И вот мы с мамой очутились в зале, заполненном врачами и приглашенными. В президиуме я увидела председателя общества врача Каптерева, профессора Довбню. Фамилии других врачей позабылись.

— Вот сильнейший среди нас гипнотизер, — указал мне Николай Николаевич на сидящего в президиуме как раз против нас человека с ровно бледным, застывшим, как у мертвеца, лицом.

Я заметила, что Протасов не сводит глаз с моей матери. Опыты с сомнамбулами, которые производились в это время несколькими врачами, отвлекли мое внимание. Когда я снова взглянула на маму — мне стало страшно.

— Смотрите! — шепнула я Николаю Николаевичу. — Смотрите, что с ней происходит?

Мама сидела неподвижно, вытянувшись, с отсутствующим выражением лица под взглядом Протасова, который пришпиливал им мою мать, как жука булавкой.

— Это нечистый человек, — ответил Николай Николаевич, — и я давно все заметил, их нельзя оставлять ни на одну минуту.

Тем временем заседание окончилось. Все задвигались и потянулись к выходу. Мама продолжала сидеть.

— У меня разболелась нога, я не дойду до дому, — сказала она, глядя на Протасова.

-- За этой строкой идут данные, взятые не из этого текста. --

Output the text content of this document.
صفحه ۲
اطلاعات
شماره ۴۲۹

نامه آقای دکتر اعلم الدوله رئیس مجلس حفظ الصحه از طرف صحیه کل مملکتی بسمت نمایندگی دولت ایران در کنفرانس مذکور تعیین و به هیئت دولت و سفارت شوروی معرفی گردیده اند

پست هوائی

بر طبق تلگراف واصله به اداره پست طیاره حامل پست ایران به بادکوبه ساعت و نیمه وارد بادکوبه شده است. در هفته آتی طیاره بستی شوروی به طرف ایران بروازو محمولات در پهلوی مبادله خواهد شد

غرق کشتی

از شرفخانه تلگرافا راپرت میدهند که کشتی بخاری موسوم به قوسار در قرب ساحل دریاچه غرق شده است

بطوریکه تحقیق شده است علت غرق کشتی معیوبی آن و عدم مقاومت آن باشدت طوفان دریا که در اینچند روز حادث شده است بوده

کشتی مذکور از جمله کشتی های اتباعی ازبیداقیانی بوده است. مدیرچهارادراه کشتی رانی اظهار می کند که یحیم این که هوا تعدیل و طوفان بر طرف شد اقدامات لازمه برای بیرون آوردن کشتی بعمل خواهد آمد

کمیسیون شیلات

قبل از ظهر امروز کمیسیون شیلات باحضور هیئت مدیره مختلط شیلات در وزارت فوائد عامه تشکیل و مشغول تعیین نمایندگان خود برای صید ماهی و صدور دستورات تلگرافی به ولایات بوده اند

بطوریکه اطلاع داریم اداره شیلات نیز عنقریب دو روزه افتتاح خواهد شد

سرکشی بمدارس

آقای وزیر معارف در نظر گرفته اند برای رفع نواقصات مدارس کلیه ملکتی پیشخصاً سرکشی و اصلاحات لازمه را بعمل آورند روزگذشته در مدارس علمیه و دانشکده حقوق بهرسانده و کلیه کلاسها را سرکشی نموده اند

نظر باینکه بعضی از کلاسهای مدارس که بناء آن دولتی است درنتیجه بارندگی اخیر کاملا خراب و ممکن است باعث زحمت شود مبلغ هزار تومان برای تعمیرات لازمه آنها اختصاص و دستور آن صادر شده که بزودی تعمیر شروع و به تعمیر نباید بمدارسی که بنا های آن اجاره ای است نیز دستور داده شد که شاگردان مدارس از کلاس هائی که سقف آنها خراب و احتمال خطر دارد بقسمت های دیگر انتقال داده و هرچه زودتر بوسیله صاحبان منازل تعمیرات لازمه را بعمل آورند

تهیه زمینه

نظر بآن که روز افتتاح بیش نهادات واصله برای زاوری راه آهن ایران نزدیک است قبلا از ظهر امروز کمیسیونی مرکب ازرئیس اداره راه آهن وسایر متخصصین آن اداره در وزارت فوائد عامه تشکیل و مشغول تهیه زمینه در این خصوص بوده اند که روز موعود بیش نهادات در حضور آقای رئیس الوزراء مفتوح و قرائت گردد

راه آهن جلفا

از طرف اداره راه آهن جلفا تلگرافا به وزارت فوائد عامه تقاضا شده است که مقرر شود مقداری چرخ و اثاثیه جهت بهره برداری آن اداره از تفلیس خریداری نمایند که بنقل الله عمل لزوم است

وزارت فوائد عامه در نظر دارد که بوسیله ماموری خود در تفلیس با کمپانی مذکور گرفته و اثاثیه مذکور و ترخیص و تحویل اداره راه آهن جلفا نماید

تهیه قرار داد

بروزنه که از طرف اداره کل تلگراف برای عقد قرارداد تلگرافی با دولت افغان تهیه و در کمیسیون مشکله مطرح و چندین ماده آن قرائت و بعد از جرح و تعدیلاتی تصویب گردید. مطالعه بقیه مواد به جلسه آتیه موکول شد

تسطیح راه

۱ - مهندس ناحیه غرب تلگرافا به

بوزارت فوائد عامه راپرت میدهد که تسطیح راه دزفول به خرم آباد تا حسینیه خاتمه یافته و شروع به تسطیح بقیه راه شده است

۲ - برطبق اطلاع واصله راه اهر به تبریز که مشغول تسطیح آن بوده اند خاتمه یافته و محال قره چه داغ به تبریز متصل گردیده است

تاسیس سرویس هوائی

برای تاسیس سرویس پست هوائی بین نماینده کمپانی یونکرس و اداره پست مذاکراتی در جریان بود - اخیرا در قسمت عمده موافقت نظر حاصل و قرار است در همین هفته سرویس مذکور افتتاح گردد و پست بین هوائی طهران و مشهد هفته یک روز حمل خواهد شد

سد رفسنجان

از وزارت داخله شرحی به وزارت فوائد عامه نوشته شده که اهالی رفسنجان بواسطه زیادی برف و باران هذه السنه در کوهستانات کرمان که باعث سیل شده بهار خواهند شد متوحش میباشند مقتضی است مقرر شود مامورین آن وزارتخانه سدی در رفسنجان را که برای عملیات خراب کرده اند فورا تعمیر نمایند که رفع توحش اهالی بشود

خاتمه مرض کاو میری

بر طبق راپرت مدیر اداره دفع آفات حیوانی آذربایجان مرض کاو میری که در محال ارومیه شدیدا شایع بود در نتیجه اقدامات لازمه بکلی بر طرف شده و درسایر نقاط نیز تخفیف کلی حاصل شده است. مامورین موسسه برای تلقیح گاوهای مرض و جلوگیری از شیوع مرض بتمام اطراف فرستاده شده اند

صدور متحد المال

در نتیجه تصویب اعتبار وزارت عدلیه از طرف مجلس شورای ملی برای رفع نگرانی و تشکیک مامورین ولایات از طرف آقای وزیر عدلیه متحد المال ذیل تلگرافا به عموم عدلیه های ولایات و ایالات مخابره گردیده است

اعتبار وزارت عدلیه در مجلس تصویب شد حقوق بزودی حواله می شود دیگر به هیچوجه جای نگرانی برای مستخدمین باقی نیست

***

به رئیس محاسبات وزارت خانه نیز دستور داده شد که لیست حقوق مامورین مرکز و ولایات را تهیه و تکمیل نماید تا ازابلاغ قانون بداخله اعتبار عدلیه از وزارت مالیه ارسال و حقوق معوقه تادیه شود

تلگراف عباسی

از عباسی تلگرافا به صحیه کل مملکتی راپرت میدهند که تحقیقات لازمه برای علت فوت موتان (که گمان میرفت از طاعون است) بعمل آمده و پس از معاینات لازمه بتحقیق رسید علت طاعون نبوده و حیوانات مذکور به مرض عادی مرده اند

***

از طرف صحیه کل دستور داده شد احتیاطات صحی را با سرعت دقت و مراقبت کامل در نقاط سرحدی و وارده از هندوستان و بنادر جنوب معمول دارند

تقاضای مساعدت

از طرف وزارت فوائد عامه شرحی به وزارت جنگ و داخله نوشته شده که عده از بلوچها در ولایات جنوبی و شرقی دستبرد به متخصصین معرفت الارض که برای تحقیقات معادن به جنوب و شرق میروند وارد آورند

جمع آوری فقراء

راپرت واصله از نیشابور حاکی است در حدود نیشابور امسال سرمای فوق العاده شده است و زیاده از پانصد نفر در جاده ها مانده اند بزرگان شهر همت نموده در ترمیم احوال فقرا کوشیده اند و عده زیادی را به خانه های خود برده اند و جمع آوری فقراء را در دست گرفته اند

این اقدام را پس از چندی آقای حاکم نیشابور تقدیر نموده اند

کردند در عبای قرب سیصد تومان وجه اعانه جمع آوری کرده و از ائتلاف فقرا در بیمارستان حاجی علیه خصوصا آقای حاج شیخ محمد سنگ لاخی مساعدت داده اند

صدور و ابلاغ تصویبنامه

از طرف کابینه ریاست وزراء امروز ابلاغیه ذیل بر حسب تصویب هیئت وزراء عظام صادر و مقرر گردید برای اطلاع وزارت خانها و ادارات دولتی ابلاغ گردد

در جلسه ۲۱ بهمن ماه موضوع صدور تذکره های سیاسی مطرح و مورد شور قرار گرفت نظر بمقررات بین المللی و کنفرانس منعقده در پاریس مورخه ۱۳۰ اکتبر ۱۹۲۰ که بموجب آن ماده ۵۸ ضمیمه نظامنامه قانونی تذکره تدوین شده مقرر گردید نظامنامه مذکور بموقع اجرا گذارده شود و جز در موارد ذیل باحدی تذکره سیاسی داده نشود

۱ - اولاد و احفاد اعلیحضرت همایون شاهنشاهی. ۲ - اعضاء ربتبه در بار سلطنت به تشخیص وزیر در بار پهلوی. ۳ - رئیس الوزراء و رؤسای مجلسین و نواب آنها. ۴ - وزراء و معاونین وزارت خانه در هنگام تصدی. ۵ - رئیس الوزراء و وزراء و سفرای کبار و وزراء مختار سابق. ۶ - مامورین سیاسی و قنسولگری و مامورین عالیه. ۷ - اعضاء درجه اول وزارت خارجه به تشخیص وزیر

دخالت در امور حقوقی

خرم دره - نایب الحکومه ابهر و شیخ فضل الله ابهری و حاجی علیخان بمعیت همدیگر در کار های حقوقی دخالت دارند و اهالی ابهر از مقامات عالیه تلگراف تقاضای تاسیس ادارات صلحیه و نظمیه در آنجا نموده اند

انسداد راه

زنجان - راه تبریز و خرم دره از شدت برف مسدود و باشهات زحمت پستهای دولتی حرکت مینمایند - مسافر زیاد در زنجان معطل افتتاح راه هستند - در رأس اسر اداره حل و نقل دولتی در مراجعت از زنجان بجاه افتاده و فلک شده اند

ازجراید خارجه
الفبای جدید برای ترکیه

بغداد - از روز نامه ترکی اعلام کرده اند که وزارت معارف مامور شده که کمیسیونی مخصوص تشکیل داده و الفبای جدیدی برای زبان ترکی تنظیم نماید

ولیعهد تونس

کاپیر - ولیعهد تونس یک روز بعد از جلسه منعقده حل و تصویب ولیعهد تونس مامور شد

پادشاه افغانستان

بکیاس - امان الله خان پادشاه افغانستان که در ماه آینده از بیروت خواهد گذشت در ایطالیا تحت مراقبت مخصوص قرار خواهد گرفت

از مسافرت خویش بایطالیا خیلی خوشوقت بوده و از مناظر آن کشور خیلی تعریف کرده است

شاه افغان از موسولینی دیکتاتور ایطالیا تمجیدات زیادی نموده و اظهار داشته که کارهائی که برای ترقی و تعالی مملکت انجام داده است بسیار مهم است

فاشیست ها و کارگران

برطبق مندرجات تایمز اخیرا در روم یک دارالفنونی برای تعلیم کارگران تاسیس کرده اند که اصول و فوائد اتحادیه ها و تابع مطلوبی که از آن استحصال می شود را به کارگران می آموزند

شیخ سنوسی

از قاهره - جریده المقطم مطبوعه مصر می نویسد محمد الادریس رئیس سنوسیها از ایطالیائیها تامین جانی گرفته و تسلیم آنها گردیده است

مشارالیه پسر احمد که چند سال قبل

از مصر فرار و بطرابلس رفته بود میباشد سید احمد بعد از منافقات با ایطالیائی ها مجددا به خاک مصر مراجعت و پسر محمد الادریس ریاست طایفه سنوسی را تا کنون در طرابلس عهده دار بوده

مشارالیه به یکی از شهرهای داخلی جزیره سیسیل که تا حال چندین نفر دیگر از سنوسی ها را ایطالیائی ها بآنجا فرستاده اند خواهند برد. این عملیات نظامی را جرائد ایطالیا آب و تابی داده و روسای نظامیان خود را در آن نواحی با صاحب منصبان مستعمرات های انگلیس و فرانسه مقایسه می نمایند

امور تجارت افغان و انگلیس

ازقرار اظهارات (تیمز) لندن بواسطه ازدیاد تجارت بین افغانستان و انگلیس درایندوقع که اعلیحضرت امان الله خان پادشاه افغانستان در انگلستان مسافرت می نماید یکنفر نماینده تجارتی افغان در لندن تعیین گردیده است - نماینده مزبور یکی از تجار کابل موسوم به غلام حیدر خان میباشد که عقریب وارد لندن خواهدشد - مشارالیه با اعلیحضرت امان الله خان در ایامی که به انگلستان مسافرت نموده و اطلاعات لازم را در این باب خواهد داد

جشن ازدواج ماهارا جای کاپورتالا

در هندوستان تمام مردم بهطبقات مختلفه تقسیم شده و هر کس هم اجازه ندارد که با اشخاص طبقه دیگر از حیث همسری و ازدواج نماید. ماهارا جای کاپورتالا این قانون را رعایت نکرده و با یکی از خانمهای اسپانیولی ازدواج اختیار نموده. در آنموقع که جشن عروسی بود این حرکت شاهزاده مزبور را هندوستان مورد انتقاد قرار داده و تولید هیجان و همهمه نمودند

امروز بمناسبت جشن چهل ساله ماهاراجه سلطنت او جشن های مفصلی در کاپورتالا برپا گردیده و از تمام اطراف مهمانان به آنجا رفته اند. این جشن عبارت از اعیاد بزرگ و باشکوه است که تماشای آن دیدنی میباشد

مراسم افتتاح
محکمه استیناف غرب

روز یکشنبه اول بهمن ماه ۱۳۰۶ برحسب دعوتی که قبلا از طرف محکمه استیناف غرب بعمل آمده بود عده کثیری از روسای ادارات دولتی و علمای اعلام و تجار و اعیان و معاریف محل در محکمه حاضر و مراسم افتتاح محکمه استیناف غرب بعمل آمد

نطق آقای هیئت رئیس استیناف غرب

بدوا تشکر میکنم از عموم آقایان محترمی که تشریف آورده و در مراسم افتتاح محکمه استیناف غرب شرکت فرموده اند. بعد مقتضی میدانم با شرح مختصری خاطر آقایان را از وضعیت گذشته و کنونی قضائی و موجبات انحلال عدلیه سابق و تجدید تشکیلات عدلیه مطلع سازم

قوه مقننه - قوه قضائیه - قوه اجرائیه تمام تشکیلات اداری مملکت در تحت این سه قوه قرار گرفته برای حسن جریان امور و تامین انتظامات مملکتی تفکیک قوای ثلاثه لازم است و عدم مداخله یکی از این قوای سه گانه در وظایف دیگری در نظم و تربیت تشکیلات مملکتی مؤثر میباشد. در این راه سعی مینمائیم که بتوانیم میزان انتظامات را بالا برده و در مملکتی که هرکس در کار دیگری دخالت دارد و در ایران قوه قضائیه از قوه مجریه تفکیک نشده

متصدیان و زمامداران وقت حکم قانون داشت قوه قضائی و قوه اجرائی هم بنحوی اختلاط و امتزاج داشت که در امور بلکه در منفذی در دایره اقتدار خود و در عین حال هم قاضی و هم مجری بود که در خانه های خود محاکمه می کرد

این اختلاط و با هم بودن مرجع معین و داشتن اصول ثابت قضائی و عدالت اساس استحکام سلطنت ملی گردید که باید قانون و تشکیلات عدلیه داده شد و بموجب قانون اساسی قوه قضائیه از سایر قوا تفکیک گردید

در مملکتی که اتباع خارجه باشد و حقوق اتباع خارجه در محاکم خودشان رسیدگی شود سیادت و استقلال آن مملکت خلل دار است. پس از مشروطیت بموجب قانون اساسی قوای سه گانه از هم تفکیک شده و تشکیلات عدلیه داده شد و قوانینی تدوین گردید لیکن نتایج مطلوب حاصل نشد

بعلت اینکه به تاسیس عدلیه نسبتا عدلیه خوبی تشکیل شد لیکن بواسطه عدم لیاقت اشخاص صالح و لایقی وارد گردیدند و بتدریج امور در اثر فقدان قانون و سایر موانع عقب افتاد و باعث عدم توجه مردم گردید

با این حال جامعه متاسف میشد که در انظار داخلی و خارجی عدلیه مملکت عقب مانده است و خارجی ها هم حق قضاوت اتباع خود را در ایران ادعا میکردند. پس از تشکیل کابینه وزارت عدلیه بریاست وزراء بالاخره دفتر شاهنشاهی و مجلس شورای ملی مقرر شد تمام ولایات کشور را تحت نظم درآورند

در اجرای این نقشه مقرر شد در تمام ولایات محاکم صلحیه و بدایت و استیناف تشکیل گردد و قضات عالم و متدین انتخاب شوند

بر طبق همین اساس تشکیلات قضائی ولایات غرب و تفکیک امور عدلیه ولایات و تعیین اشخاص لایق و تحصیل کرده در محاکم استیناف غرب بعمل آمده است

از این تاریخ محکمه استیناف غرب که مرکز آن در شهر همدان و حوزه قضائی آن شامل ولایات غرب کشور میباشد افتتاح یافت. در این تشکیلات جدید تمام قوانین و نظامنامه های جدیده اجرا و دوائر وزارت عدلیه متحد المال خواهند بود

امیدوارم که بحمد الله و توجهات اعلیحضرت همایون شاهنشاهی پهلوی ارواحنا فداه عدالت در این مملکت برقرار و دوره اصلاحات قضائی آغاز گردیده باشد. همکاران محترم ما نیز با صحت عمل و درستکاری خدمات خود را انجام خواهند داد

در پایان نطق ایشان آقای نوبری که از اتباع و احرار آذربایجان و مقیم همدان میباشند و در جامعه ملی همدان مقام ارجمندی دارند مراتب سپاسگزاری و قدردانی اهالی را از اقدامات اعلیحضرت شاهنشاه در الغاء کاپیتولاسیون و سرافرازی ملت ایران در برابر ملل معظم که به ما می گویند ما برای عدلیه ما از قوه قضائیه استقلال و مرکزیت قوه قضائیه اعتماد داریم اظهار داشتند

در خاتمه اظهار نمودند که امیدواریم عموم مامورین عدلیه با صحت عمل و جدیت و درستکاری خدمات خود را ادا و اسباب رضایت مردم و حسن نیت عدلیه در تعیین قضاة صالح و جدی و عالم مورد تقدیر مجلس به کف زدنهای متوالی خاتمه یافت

А тот уже подходил к нам. Поздоровавшись с нами кивком головы, он задержал мамину руку в своей и не выпускал ее.

— У меня разболелась нога, я не дойду до дому, — повторяла слово в слово мама одну и ту же монотонную фразу.

— Я помогу вам, — ответил Протасов. — Сейчас я верну вашу спутницу здоровой, — обратился он к нам, и не успели мы ответить, как он повел ее в помещение, находившееся в конце зала и отделенное тяжелыми занавесками. Мы двинулись им вслед.

— Нельзя сейчас ее окликать и вмешиваться чужой воле, для нее это может стать губительным. Надо дать ему ее пробудить.